Infrastructures publiques et dynamisation du secteur privé
Les échanges se sont articulés autour de deux panels structurants. Le premier, intitulé « Titrisation : un levier stratégique pour financer les infrastructures et les politiques publiques », a analysé le potentiel de cet instrument pour mobiliser des ressources longues au service des investissements publics.
Le second panel, « Titrisation et secteur privé : un outil pour accélérer la croissance des entreprises et dynamiser les marchés financiers », a mis en lumière son rôle possible dans le soutien aux PME, le renforcement des bilans bancaires et l’approfondissement des marchés de capitaux régionaux.
Un déficit de culture financière à combler
Dans son intervention, le promoteur du forum a également mis en exergue le déficit de culture financière et boursière dans la sous-région. À titre d’illustration, il a rappelé que le Sénégal comptait un peu plus de 30 000 comptes-titres à fin 2024, contre près de 200 000 dans l’ensemble de l’UEMOA, révélant un potentiel largement inexploité.
Pour répondre à ce défi, Le Marché a fait de la formation un axe central de son action, notamment à travers des masterclass d’initiation à la Bourse, qui ont déjà permis à plusieurs participants d’effectuer leurs premières opérations sur le marché financier régional.

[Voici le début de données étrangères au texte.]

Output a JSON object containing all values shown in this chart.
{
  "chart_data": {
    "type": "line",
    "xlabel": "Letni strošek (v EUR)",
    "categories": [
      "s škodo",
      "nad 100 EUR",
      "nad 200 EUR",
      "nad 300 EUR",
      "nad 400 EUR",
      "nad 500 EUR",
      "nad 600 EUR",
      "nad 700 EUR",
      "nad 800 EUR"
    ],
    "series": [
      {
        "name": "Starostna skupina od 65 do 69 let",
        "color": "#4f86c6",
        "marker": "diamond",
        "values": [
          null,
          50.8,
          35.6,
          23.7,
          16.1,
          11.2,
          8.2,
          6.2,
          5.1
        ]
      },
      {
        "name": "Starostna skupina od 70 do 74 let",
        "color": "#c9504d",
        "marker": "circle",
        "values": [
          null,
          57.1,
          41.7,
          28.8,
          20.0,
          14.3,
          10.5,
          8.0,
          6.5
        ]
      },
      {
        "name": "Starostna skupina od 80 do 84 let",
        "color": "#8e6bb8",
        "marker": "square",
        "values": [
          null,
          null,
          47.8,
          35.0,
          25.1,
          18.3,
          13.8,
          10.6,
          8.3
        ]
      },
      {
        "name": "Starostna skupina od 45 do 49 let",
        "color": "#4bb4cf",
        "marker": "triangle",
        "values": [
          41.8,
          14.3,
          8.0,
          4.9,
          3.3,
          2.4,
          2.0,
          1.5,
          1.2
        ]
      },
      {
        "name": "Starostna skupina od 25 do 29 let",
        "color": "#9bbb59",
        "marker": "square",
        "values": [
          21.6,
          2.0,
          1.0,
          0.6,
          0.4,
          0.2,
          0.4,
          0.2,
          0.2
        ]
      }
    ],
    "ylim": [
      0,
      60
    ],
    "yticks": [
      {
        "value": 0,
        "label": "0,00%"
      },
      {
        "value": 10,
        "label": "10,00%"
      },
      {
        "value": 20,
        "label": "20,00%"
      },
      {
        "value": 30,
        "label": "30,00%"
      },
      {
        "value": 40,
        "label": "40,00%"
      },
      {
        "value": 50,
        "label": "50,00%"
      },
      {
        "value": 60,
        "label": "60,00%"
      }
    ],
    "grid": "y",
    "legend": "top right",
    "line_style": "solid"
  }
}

Faire de la titrisation un levier durable du développement
Résolument orienté vers l’action, Dakar Business Connect a permis d’identifier à la fois les opportunités et les contraintes liées à la titrisation, notamment en matière de cadre réglementaire, de structuration des opérations et de promotion de cet instrument auprès des acteurs économiques.
En annonçant la tenue d’une deuxième édition en mai 2026, Abdou Diaw a réaffirmé l’ambition d’inscrire ce forum dans la durée et d’en faire un rendez-vous de référence pour accompagner la transformation des économies de l’espace UEMOA, en positionnant la titrisation comme un levier stratégique au service du financement du développement.